Imagine being a senior product manager who’s invested years building expertise… only to be asked to interview with a bot. This isn’t hypothetical. Heleen recalls a case where a well-noted telco company, investing heavily in employer branding, did exactly this. The candidate withdrew immediately and promised never to apply to the company again.

Candidates are smart and sense indifference. If your hiring process feels robotic and impersonal, your reputation will suffer. Hoping the AI will do the job for you, simply ends up very costly.

AI-driven hiring often prioritizes those with the highest motivation and willingness to “play the game” not necessarily those best suited for the job.

3. The Over-Reliance Trap: Adieu Recruiting Superpowers

▪️ The Deskilling of Recruiters: Recruitment is about building relationships, both with candidates and internal stakeholders, your hiring team. Delegating relationship-building (and thinking!) to AI, consequently, leads to losing human superpowers: your intuition and the ability to influence people throughout the recruitment funnel.

Ironically, when recruiters outsource their thinking to algorithms, they become replaceable in the very process they should be leading. Honestly, this applies to each and every role in the market.

▪️ The Illusion of a “Magic Hiring Fix”: AI won’t fix a broken hiring process. If your recruitment workflow is chaotic, AI will simply amplify that chaos. Garbage in, garbage out. If your data is biased or low-quality, AI will multiply the errors. Recruiters’ intelligence indeed becomes artificial, and quick fixes pile u,p becoming huge bottlenecks in attracting and hiring top talent.

Companies hoping that AI will magically solve their hiring issues will only see higher costs, longer hiring times, and less human recruitment experience.

The Way Forward: AI for Efficiency, Humans for Relationships

Understand the context and learn to make a difference:

▪️ Use AI where scale matters: AI works well for pre-screening high-volume roles: customer service, front office, entry-level positions, working through 200+ applications and ensuring that everyone gets fair assessment and feedback.

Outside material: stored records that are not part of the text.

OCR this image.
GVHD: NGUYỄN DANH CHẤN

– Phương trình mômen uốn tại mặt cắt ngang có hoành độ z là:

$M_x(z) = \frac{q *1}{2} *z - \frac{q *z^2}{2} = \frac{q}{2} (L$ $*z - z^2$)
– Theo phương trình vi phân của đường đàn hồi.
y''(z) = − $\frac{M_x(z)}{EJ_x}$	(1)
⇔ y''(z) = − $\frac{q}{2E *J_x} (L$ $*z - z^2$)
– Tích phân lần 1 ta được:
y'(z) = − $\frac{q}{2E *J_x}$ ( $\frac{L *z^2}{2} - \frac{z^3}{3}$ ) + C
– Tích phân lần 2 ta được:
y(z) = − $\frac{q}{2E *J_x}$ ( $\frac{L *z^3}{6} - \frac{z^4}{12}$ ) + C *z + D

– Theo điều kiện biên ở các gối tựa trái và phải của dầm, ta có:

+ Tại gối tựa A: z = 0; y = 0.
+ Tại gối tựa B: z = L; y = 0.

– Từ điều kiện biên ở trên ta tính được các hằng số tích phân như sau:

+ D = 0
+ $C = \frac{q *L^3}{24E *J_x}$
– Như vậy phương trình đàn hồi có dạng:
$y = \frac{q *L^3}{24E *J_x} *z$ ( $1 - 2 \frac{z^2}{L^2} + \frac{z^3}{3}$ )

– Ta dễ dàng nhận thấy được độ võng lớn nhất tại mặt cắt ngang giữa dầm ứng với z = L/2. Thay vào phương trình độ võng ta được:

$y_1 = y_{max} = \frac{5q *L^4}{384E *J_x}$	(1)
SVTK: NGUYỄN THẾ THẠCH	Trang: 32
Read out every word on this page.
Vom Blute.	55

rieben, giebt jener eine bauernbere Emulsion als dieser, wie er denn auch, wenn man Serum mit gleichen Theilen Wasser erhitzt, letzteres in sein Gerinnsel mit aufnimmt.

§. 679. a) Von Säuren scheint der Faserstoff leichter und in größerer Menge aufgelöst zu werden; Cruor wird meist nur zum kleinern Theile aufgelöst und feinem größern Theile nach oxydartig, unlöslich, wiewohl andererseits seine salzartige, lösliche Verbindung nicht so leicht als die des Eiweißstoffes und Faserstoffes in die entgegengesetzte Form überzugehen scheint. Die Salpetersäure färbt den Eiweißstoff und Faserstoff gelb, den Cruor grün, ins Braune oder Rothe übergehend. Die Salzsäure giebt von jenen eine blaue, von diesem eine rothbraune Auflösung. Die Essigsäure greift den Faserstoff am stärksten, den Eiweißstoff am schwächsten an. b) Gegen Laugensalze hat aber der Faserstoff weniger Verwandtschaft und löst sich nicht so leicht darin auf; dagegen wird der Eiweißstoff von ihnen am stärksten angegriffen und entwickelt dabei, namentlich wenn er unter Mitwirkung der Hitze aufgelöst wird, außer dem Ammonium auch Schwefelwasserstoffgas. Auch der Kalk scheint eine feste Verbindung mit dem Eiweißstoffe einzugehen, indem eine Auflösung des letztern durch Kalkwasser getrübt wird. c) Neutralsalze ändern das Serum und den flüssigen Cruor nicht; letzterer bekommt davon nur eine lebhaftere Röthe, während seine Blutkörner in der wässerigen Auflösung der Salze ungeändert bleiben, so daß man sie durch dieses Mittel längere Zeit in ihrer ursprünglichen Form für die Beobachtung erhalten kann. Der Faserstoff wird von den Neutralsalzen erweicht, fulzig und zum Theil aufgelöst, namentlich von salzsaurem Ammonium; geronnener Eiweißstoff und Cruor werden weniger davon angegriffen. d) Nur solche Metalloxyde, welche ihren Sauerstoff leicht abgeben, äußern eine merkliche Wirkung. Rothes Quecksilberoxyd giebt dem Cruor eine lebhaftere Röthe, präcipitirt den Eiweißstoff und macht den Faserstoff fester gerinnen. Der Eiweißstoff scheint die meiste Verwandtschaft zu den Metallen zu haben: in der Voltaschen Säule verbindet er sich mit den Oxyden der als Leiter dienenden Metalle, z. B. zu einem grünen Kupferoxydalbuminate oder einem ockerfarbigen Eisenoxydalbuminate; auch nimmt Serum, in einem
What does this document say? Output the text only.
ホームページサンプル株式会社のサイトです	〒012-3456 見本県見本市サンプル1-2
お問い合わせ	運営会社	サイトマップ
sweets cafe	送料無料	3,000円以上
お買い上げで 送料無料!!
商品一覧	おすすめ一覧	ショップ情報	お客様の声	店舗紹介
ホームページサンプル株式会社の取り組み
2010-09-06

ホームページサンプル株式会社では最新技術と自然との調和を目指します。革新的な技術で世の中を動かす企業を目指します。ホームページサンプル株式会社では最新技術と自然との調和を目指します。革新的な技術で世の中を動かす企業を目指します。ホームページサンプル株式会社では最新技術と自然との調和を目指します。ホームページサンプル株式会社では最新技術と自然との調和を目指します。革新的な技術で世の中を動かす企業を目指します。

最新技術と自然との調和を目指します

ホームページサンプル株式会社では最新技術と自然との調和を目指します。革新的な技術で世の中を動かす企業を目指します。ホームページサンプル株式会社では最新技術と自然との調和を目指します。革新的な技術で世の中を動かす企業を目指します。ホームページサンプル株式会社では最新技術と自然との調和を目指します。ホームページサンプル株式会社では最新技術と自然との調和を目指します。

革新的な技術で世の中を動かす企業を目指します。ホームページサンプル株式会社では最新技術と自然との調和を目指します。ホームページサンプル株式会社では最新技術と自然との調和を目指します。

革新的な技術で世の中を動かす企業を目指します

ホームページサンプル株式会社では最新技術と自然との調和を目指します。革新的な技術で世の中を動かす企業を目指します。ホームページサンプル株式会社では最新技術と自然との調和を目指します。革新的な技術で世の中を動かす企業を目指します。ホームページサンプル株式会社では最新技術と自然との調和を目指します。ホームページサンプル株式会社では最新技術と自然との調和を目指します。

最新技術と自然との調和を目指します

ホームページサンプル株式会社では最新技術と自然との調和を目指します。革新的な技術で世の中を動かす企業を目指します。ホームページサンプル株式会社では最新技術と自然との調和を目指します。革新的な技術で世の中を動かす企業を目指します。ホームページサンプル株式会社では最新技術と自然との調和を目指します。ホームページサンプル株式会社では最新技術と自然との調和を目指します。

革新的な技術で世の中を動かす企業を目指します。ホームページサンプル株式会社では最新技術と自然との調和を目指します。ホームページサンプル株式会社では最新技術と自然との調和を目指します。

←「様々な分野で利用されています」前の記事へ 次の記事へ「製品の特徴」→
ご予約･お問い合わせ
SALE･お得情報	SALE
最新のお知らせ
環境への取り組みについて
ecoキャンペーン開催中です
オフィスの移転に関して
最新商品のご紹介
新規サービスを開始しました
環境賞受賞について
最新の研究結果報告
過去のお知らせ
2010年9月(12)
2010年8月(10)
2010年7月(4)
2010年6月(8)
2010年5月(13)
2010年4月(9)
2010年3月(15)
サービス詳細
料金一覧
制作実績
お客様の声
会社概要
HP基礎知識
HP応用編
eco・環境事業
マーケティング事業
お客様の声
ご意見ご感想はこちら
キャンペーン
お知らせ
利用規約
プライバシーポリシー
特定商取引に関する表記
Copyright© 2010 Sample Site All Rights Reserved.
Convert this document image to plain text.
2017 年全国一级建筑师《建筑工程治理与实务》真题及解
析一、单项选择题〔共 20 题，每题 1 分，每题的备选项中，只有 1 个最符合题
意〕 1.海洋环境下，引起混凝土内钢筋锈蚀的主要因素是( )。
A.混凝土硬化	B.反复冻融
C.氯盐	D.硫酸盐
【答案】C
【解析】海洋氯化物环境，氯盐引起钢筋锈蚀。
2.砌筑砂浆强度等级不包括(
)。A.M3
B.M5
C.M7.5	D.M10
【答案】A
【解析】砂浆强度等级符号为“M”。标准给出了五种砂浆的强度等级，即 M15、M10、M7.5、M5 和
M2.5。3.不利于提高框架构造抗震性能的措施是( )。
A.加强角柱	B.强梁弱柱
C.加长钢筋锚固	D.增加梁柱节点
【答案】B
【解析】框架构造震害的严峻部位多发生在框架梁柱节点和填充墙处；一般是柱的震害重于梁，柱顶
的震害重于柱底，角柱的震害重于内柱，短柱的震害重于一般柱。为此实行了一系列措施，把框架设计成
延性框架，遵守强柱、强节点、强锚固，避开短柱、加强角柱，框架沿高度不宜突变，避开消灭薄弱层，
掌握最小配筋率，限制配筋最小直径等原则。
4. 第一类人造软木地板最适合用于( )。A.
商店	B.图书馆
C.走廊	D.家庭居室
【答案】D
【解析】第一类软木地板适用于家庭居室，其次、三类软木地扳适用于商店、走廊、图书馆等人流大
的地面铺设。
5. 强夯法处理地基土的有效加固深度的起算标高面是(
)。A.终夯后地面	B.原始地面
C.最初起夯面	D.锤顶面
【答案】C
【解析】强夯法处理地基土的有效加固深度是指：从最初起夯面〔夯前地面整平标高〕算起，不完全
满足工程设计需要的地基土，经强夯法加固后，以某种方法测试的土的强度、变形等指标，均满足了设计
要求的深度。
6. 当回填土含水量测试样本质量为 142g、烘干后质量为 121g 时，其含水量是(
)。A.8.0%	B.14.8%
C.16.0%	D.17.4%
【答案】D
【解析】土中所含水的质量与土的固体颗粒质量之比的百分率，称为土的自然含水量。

▪️ Know when to back off: Top engineers and executives hate automated hiring steps. Their time is valuable and they expect meaningful, high-touch interactions.

Tailor AI usage to role seniority. The higher the stakes, the more human involvement is needed.

Where AI Adds Value Immediately

✔️ Summarizing candidate calls into structured feedback, saving hours each week.

✔️ Drafting job ads and descriptions to match the company’s tone of voice, lingo, and cultural quirks.

✔️ More advanced talent mapping: speed up market intelligence gathering and salary benchmarking when entering new markets and unknown territories.


The Future for Recruiters?

AI isn’t a silver bullet. Used correctly, it makes recruiters more powerful. Used blindly, it erodes their value. The winning formula is AI + human judgment, not AI instead of judgment. Smart recruiters will master both.